From wastewater facilities to community centers to cultural amenities, communities across Minnesota benefit from state general obligation (“G.O.”) bonds, which allow the state to borrow funds for the acquisition or betterment of public land and buildings. In Minnesota, there are always more requests for G.O. funding than there are funds available, which can lead to a huge backlog of projects and communities waiting for a chance to be included in state legislation. While there is still a chance for a bonding bill in 2021, the 2022 legislative session will also bring another “bonding year” and an opportunity for local governments to seek additional project funding.
Funding for bonding projects is always highly competitive. To be successful, local governments and their partners should start communicating about and advocating for projects well before the legislative session begins. Here are some steps to position your project for success.
1. Submit a capital budget request through the Minnesota Department of Management and Budget.
Local units of government need to officially request funding from the administration. This application process helps the state understand the rationale for the project and determine if the project is appropriate for state funding. Project submissions are due by June 18.
2. Establish the purpose and value of the project. How would this project solve challenges in your area? What regional or statewide value would it bring? What is the local investment in the project? Clearly defining the project’s public purpose sets you up for success to secure bonding dollars.
3. Think about how the messaging and branding of your project will be perceived by lawmakers. Understand how your project’s messaging fits into the greater context of the state Legislature’s priorities. Articulate how this project aligns with current (and future) community needs in ways that captivate legislative champions.

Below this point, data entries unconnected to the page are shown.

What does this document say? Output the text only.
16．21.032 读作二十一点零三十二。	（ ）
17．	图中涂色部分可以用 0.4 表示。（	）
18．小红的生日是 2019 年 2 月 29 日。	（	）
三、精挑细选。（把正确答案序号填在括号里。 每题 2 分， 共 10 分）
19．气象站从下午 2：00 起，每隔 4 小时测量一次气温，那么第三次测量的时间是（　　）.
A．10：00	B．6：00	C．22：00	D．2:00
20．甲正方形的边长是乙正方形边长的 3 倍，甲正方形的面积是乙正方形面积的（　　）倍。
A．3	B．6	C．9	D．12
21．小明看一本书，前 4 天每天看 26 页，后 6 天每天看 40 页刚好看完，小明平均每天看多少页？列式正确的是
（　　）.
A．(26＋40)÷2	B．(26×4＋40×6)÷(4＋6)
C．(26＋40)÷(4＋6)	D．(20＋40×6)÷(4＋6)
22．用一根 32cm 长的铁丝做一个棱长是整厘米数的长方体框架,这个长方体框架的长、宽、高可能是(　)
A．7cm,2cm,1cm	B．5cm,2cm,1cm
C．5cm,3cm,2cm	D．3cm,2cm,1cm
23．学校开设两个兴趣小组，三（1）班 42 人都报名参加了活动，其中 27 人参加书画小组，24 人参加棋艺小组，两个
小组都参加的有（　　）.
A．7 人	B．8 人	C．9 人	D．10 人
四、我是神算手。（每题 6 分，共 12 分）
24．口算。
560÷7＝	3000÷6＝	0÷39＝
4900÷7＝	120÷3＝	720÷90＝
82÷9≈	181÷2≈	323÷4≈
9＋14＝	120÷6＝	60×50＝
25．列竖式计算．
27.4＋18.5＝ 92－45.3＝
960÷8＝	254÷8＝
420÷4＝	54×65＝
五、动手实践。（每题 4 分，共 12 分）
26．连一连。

Lawmakers will want to know why this project should be funded now. This means you will need to clearly communicate the benefits (economic, social and political) in terms that legislators can relate to. Bonding projects are a state investment in your community – if you’re not looking through that lens when communicating, you’ll be in trouble.

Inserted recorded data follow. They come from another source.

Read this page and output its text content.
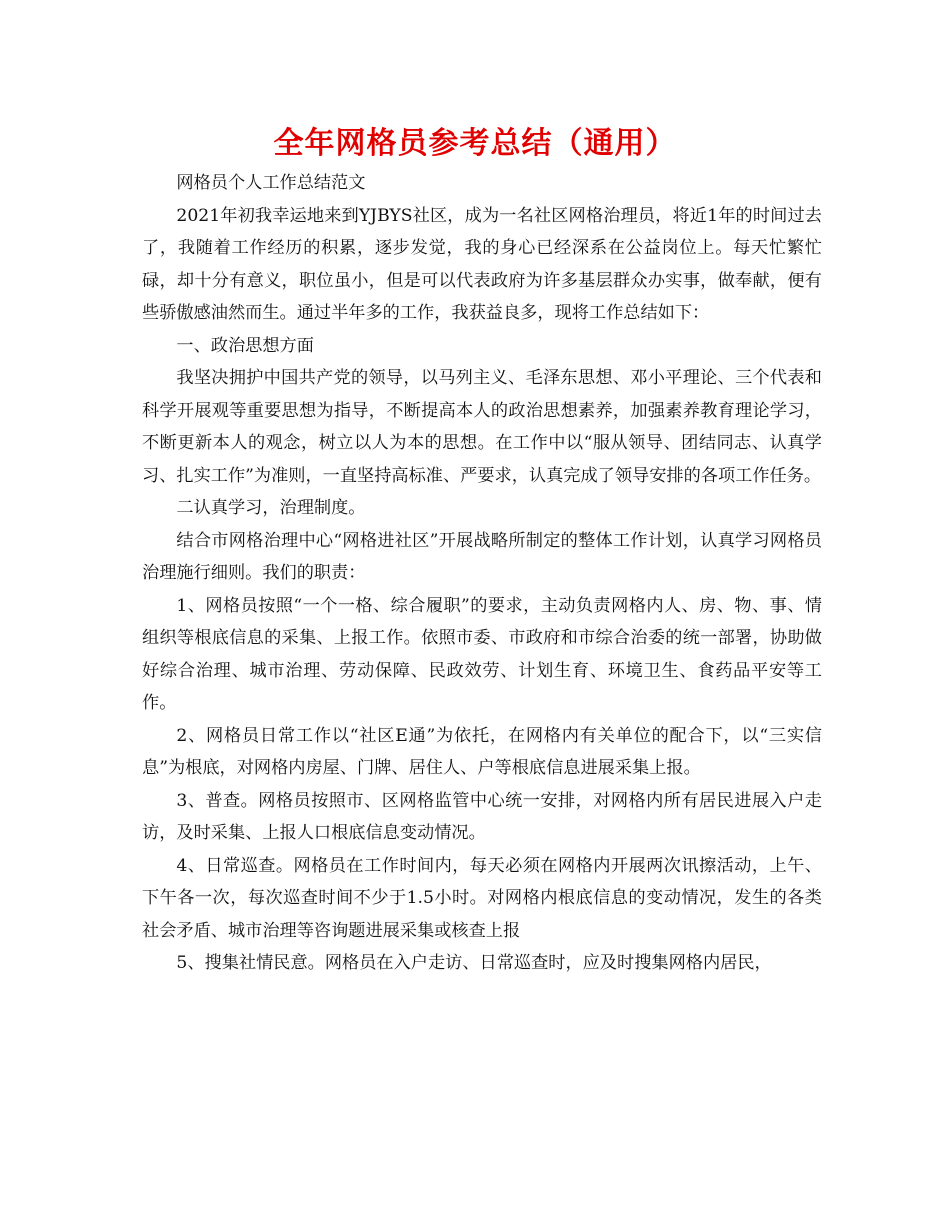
全年网格员参考总结（通用）

网格员个人工作总结范文

2021年初我幸运地来到YJBYS社区，成为一名社区网格治理员，将近1年的时间过去了，我随着工作经历的积累，逐步发觉，我的身心已经深系在公益岗位上。每天忙繁忙碌，却十分有意义，职位虽小，但是可以代表政府为许多基层群众办实事，做奉献，便有些骄傲感油然而生。通过半年多的工作，我获益良多，现将工作总结如下：

一、政治思想方面

我坚决拥护中国共产党的领导，以马列主义、毛泽东思想、邓小平理论、三个代表和科学开展观等重要思想为指导，不断提高本人的政治思想素养，加强素养教育理论学习，不断更新本人的观念，树立以人为本的思想。在工作中以“服从领导、团结同志、认真学习、扎实工作”为准则，一直坚持高标准、严要求，认真完成了领导安排的各项工作任务。

二认真学习，治理制度。

结合市网格治理中心“网格进社区”开展战略所制定的整体工作计划，认真学习网格员治理施行细则。我们的职责：

1、网格员按照“一个一格、综合履职”的要求，主动负责网格内人、房、物、事、情组织等根底信息的采集、上报工作。依照市委、市政府和市综合治委的统一部署，协助做好综合治理、城市治理、劳动保障、民政效劳、计划生育、环境卫生、食药品平安等工作。

2、网格员日常工作以“社区E通”为依托，在网格内有关单位的配合下，以“三实信息”为根底，对网格内房屋、门牌、居住人、户等根底信息进展采集上报。

3、普查。网格员按照市、区网格监管中心统一安排，对网格内所有居民进展入户走访，及时采集、上报人口根底信息变动情况。

4、日常巡查。网格员在工作时间内，每天必须在网格内开展两次讯擦活动，上午、下午各一次，每次巡查时间不少于1.5小时。对网格内根底信息的变动情况，发生的各类社会矛盾、城市治理等咨询题进展采集或核查上报

5、搜集社情民意。网格员在入户走访、日常巡查时，应及时搜集网格内居民，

4. Share visuals that demonstrate impact. Renderings serve a practical purpose, but what other visuals can you use to help people understand the full scope and impact that your project could have? Consider aerial photography, videos and collateral materials that communicate creatively about your project’s potential. Strong visuals can also generate media attention.
5. Identify champions for your project. While finding bill authors is crucial, you also need to find other advocates outside of your local government leaders who can be vocal supporters of your project, like leaders from local schools, chambers of commerce, businesses or simply a resident who can tell a compelling story. These supporters need to buy in to your project so they can help you engage the broader community.
6. Generate excitement about your project. Tell the community about your project through media stories, open houses, site tours and pop-up events. The more awareness and excitement you can bring to a project before session starts, the better.
By being strategic about how you conceptualize and introduce a bonding project, you can garner critical success early on, set your project above others, and give your project the best chance of being funded.